Но вот закончился осмотр нашей выставки и отзвучали восторженные восклицания гостей. В открытые настежь двери соседней комнаты гостей пригласила так называемая «затейница», которая открыла вторую часть праздника. Там на маленькой сцене сидели тоже маленькие музыканты, и начался их концерт под руководством учительницы. Это были всё дети из ближайшей музыкальной школы. Но новые гости, отец и Мари, не присоединились к ушедшим слушать концерт. Девочка потянулась обратно к нашей витрине. «Папа, купи мне эту куколку, – вдруг попросила она отца (она указывала на меня). – Она мне нравится». Голос звучал капризно, видно, девочка привыкла к выполнению отцом каждой её просьбы. «Это невозможно. Я повторяю, это не магазин, здесь куклы выставлены не для продажи», – сказал отец наставительно. «Нет, папа, ну, попроси, пожалуйста! Такой куклы у меня нет.

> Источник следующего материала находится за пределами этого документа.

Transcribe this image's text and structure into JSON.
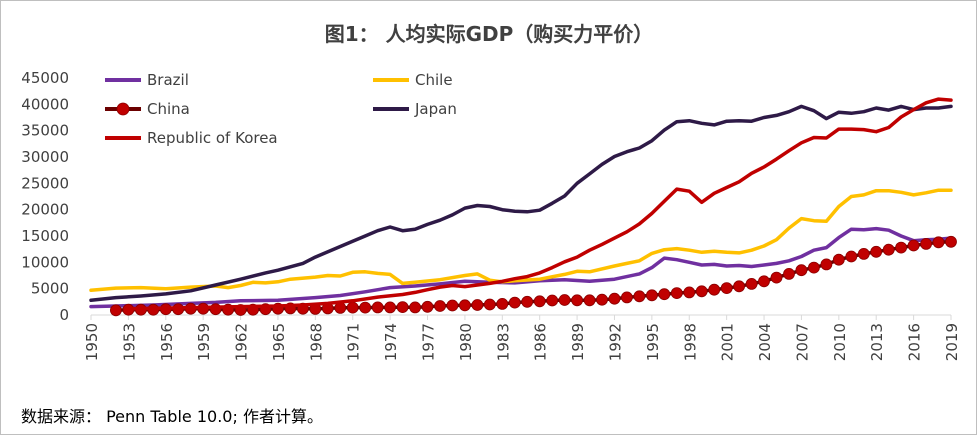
{
  "chart_data": {
    "type": "line",
    "title": "图1： 人均实际GDP（购买力平价）",
    "xlabel": "",
    "ylabel": "",
    "ylim": [
      0,
      45000
    ],
    "y_ticks": [
      0,
      5000,
      10000,
      15000,
      20000,
      25000,
      30000,
      35000,
      40000,
      45000
    ],
    "x_ticks": [
      1950,
      1953,
      1956,
      1959,
      1962,
      1965,
      1968,
      1971,
      1974,
      1977,
      1980,
      1983,
      1986,
      1989,
      1992,
      1995,
      1998,
      2001,
      2004,
      2007,
      2010,
      2013,
      2016,
      2019
    ],
    "x_start": 1950,
    "x_end": 2019,
    "grid": false,
    "legend_position": "top-left",
    "series": [
      {
        "name": "Brazil",
        "color": "#7030a0",
        "marker": false,
        "points": [
          [
            1950,
            1600
          ],
          [
            1952,
            1700
          ],
          [
            1955,
            1900
          ],
          [
            1958,
            2200
          ],
          [
            1960,
            2400
          ],
          [
            1962,
            2700
          ],
          [
            1965,
            2800
          ],
          [
            1968,
            3300
          ],
          [
            1970,
            3700
          ],
          [
            1972,
            4400
          ],
          [
            1974,
            5200
          ],
          [
            1976,
            5500
          ],
          [
            1978,
            5900
          ],
          [
            1980,
            6400
          ],
          [
            1982,
            6200
          ],
          [
            1984,
            6100
          ],
          [
            1986,
            6500
          ],
          [
            1988,
            6700
          ],
          [
            1990,
            6400
          ],
          [
            1992,
            6800
          ],
          [
            1994,
            7800
          ],
          [
            1995,
            9000
          ],
          [
            1996,
            10800
          ],
          [
            1997,
            10500
          ],
          [
            1998,
            10000
          ],
          [
            1999,
            9500
          ],
          [
            2000,
            9600
          ],
          [
            2001,
            9300
          ],
          [
            2002,
            9400
          ],
          [
            2003,
            9200
          ],
          [
            2004,
            9500
          ],
          [
            2005,
            9800
          ],
          [
            2006,
            10300
          ],
          [
            2007,
            11100
          ],
          [
            2008,
            12300
          ],
          [
            2009,
            12800
          ],
          [
            2010,
            14700
          ],
          [
            2011,
            16300
          ],
          [
            2012,
            16200
          ],
          [
            2013,
            16400
          ],
          [
            2014,
            16100
          ],
          [
            2015,
            15000
          ],
          [
            2016,
            14100
          ],
          [
            2017,
            14300
          ],
          [
            2018,
            14400
          ],
          [
            2019,
            14600
          ]
        ]
      },
      {
        "name": "Chile",
        "color": "#ffc000",
        "marker": false,
        "points": [
          [
            1950,
            4700
          ],
          [
            1952,
            5100
          ],
          [
            1954,
            5200
          ],
          [
            1956,
            5000
          ],
          [
            1958,
            5300
          ],
          [
            1960,
            5500
          ],
          [
            1961,
            5200
          ],
          [
            1962,
            5600
          ],
          [
            1963,
            6200
          ],
          [
            1964,
            6100
          ],
          [
            1965,
            6300
          ],
          [
            1966,
            6800
          ],
          [
            1968,
            7200
          ],
          [
            1969,
            7500
          ],
          [
            1970,
            7400
          ],
          [
            1971,
            8100
          ],
          [
            1972,
            8200
          ],
          [
            1973,
            7900
          ],
          [
            1974,
            7700
          ],
          [
            1975,
            6000
          ],
          [
            1976,
            6200
          ],
          [
            1978,
            6700
          ],
          [
            1980,
            7500
          ],
          [
            1981,
            7800
          ],
          [
            1982,
            6600
          ],
          [
            1983,
            6300
          ],
          [
            1984,
            6500
          ],
          [
            1986,
            6800
          ],
          [
            1988,
            7700
          ],
          [
            1989,
            8300
          ],
          [
            1990,
            8200
          ],
          [
            1992,
            9300
          ],
          [
            1993,
            9800
          ],
          [
            1994,
            10300
          ],
          [
            1995,
            11700
          ],
          [
            1996,
            12400
          ],
          [
            1997,
            12600
          ],
          [
            1998,
            12300
          ],
          [
            1999,
            11900
          ],
          [
            2000,
            12100
          ],
          [
            2001,
            11900
          ],
          [
            2002,
            11800
          ],
          [
            2003,
            12300
          ],
          [
            2004,
            13100
          ],
          [
            2005,
            14300
          ],
          [
            2006,
            16500
          ],
          [
            2007,
            18300
          ],
          [
            2008,
            17900
          ],
          [
            2009,
            17800
          ],
          [
            2010,
            20600
          ],
          [
            2011,
            22500
          ],
          [
            2012,
            22800
          ],
          [
            2013,
            23600
          ],
          [
            2014,
            23600
          ],
          [
            2015,
            23300
          ],
          [
            2016,
            22800
          ],
          [
            2017,
            23200
          ],
          [
            2018,
            23700
          ],
          [
            2019,
            23700
          ]
        ]
      },
      {
        "name": "China",
        "color": "#c00000",
        "line_color": "#6b0000",
        "marker": true,
        "points": [
          [
            1952,
            900
          ],
          [
            1953,
            1000
          ],
          [
            1954,
            1000
          ],
          [
            1955,
            1000
          ],
          [
            1956,
            1100
          ],
          [
            1957,
            1100
          ],
          [
            1958,
            1200
          ],
          [
            1959,
            1200
          ],
          [
            1960,
            1100
          ],
          [
            1961,
            1000
          ],
          [
            1962,
            950
          ],
          [
            1963,
            1000
          ],
          [
            1964,
            1100
          ],
          [
            1965,
            1200
          ],
          [
            1966,
            1250
          ],
          [
            1967,
            1200
          ],
          [
            1968,
            1150
          ],
          [
            1969,
            1250
          ],
          [
            1970,
            1350
          ],
          [
            1971,
            1400
          ],
          [
            1972,
            1400
          ],
          [
            1973,
            1450
          ],
          [
            1974,
            1450
          ],
          [
            1975,
            1500
          ],
          [
            1976,
            1450
          ],
          [
            1977,
            1550
          ],
          [
            1978,
            1700
          ],
          [
            1979,
            1800
          ],
          [
            1980,
            1850
          ],
          [
            1981,
            1900
          ],
          [
            1982,
            2000
          ],
          [
            1983,
            2100
          ],
          [
            1984,
            2350
          ],
          [
            1985,
            2500
          ],
          [
            1986,
            2600
          ],
          [
            1987,
            2750
          ],
          [
            1988,
            2850
          ],
          [
            1989,
            2800
          ],
          [
            1990,
            2800
          ],
          [
            1991,
            2900
          ],
          [
            1992,
            3100
          ],
          [
            1993,
            3350
          ],
          [
            1994,
            3550
          ],
          [
            1995,
            3750
          ],
          [
            1996,
            3950
          ],
          [
            1997,
            4150
          ],
          [
            1998,
            4300
          ],
          [
            1999,
            4500
          ],
          [
            2000,
            4800
          ],
          [
            2001,
            5100
          ],
          [
            2002,
            5450
          ],
          [
            2003,
            5900
          ],
          [
            2004,
            6400
          ],
          [
            2005,
            7100
          ],
          [
            2006,
            7800
          ],
          [
            2007,
            8500
          ],
          [
            2008,
            9000
          ],
          [
            2009,
            9600
          ],
          [
            2010,
            10500
          ],
          [
            2011,
            11100
          ],
          [
            2012,
            11600
          ],
          [
            2013,
            12000
          ],
          [
            2014,
            12400
          ],
          [
            2015,
            12800
          ],
          [
            2016,
            13200
          ],
          [
            2017,
            13500
          ],
          [
            2018,
            13800
          ],
          [
            2019,
            13900
          ]
        ]
      },
      {
        "name": "Japan",
        "color": "#2e1a47",
        "marker": false,
        "points": [
          [
            1950,
            2800
          ],
          [
            1952,
            3300
          ],
          [
            1954,
            3600
          ],
          [
            1956,
            4000
          ],
          [
            1958,
            4600
          ],
          [
            1960,
            5700
          ],
          [
            1962,
            6800
          ],
          [
            1964,
            8000
          ],
          [
            1965,
            8500
          ],
          [
            1967,
            9800
          ],
          [
            1968,
            11000
          ],
          [
            1970,
            13000
          ],
          [
            1971,
            14000
          ],
          [
            1972,
            15000
          ],
          [
            1973,
            16000
          ],
          [
            1974,
            16700
          ],
          [
            1975,
            16000
          ],
          [
            1976,
            16300
          ],
          [
            1977,
            17200
          ],
          [
            1978,
            18000
          ],
          [
            1979,
            19000
          ],
          [
            1980,
            20300
          ],
          [
            1981,
            20800
          ],
          [
            1982,
            20600
          ],
          [
            1983,
            20000
          ],
          [
            1984,
            19700
          ],
          [
            1985,
            19600
          ],
          [
            1986,
            19900
          ],
          [
            1987,
            21200
          ],
          [
            1988,
            22600
          ],
          [
            1989,
            25000
          ],
          [
            1990,
            26800
          ],
          [
            1991,
            28600
          ],
          [
            1992,
            30100
          ],
          [
            1993,
            31000
          ],
          [
            1994,
            31700
          ],
          [
            1995,
            33100
          ],
          [
            1996,
            35100
          ],
          [
            1997,
            36700
          ],
          [
            1998,
            36900
          ],
          [
            1999,
            36400
          ],
          [
            2000,
            36100
          ],
          [
            2001,
            36800
          ],
          [
            2002,
            36900
          ],
          [
            2003,
            36800
          ],
          [
            2004,
            37500
          ],
          [
            2005,
            37900
          ],
          [
            2006,
            38600
          ],
          [
            2007,
            39600
          ],
          [
            2008,
            38800
          ],
          [
            2009,
            37300
          ],
          [
            2010,
            38500
          ],
          [
            2011,
            38300
          ],
          [
            2012,
            38600
          ],
          [
            2013,
            39300
          ],
          [
            2014,
            38900
          ],
          [
            2015,
            39600
          ],
          [
            2016,
            39000
          ],
          [
            2017,
            39300
          ],
          [
            2018,
            39300
          ],
          [
            2019,
            39600
          ]
        ]
      },
      {
        "name": "Republic of Korea",
        "color": "#c00000",
        "marker": false,
        "points": [
          [
            1953,
            1200
          ],
          [
            1955,
            1300
          ],
          [
            1958,
            1400
          ],
          [
            1960,
            1500
          ],
          [
            1962,
            1600
          ],
          [
            1965,
            1700
          ],
          [
            1967,
            1900
          ],
          [
            1969,
            2200
          ],
          [
            1971,
            2700
          ],
          [
            1973,
            3400
          ],
          [
            1975,
            3900
          ],
          [
            1976,
            4300
          ],
          [
            1977,
            4800
          ],
          [
            1978,
            5300
          ],
          [
            1979,
            5600
          ],
          [
            1980,
            5400
          ],
          [
            1981,
            5700
          ],
          [
            1982,
            6000
          ],
          [
            1983,
            6400
          ],
          [
            1984,
            6900
          ],
          [
            1985,
            7300
          ],
          [
            1986,
            8000
          ],
          [
            1987,
            9000
          ],
          [
            1988,
            10100
          ],
          [
            1989,
            11000
          ],
          [
            1990,
            12300
          ],
          [
            1991,
            13400
          ],
          [
            1992,
            14600
          ],
          [
            1993,
            15800
          ],
          [
            1994,
            17300
          ],
          [
            1995,
            19300
          ],
          [
            1996,
            21600
          ],
          [
            1997,
            23900
          ],
          [
            1998,
            23500
          ],
          [
            1999,
            21400
          ],
          [
            2000,
            23100
          ],
          [
            2001,
            24200
          ],
          [
            2002,
            25300
          ],
          [
            2003,
            26900
          ],
          [
            2004,
            28100
          ],
          [
            2005,
            29600
          ],
          [
            2006,
            31200
          ],
          [
            2007,
            32700
          ],
          [
            2008,
            33700
          ],
          [
            2009,
            33600
          ],
          [
            2010,
            35300
          ],
          [
            2011,
            35300
          ],
          [
            2012,
            35200
          ],
          [
            2013,
            34800
          ],
          [
            2014,
            35600
          ],
          [
            2015,
            37600
          ],
          [
            2016,
            39000
          ],
          [
            2017,
            40300
          ],
          [
            2018,
            41000
          ],
          [
            2019,
            40800
          ]
        ]
      }
    ]
  },
  "source_note": "数据来源： Penn Table 10.0; 作者计算。"
}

Мне так хочется! – ещё более настойчиво повторила, почти умоляюще, дочь. Ну, попроси, чтобы продали, попроси!» В голосе звучали слезы.
Я не знаю, кого мне было более жаль: девочку или её папу. Он был смущён, может быть, даже испуган, предчувствуя возбуждение дочери. «Хорошо, успокойся, подожди здесь, я пойду поговорю с начальницей». Когда он вышел, девочка стала спокойней и рассматривала меня своими большими глазами. Отец вернулся в сопровождении начальницы. «Мадам, – обратился к ней господин, моя дочь просит Вас продать нам вот эту куколку, она ей очень понравилась». – «В нашем музее все игрушки хранятся, особенно старинные, и выставлены для осмотра детям, которые не имеют представления, в какие куклы играли их мамы и бабушки, – затараторила начальница. – Эта кукла привезена в Россию в конце 19-го века из Марселя», – начала она излагать мою историю. Её перебил господин, видя, с каким жадным вниманием слушала дочь: «Простите за беспокойство», – сказал он и обратился к Мари: «Вот видишь, я говорил, что это невозможно». Не только мне, но и девочке стало ясно, что весь этот разговор был подготовлен. Мари вдруг отвернулась, нахмурилась и резким голосом сказала: «Пойдём домой, папа, я не хочу слушать концерт». Мне показалось, что отец ещё больше расстроился и, извинившись, поспешил с коляской к выходу.
После праздника
Мы, куклы, долго обсуждали наш праздник. А выставка с нашим изображением сказочных героев ещё оставалась, да так долго, что мне, например, надоело быть укутанной в душную вату. Как хотелось опять сесть за стол с подругами за чашку чая! Про историю с больной девочкой забыли все. А у меня тревога в сердце при мысли об этой грустной паре не проходила. Это и понятно – меня этот эпизод коснулся больше, чем остальных куколок. Более того, я предчувствовала продолжение, и не ошиблась.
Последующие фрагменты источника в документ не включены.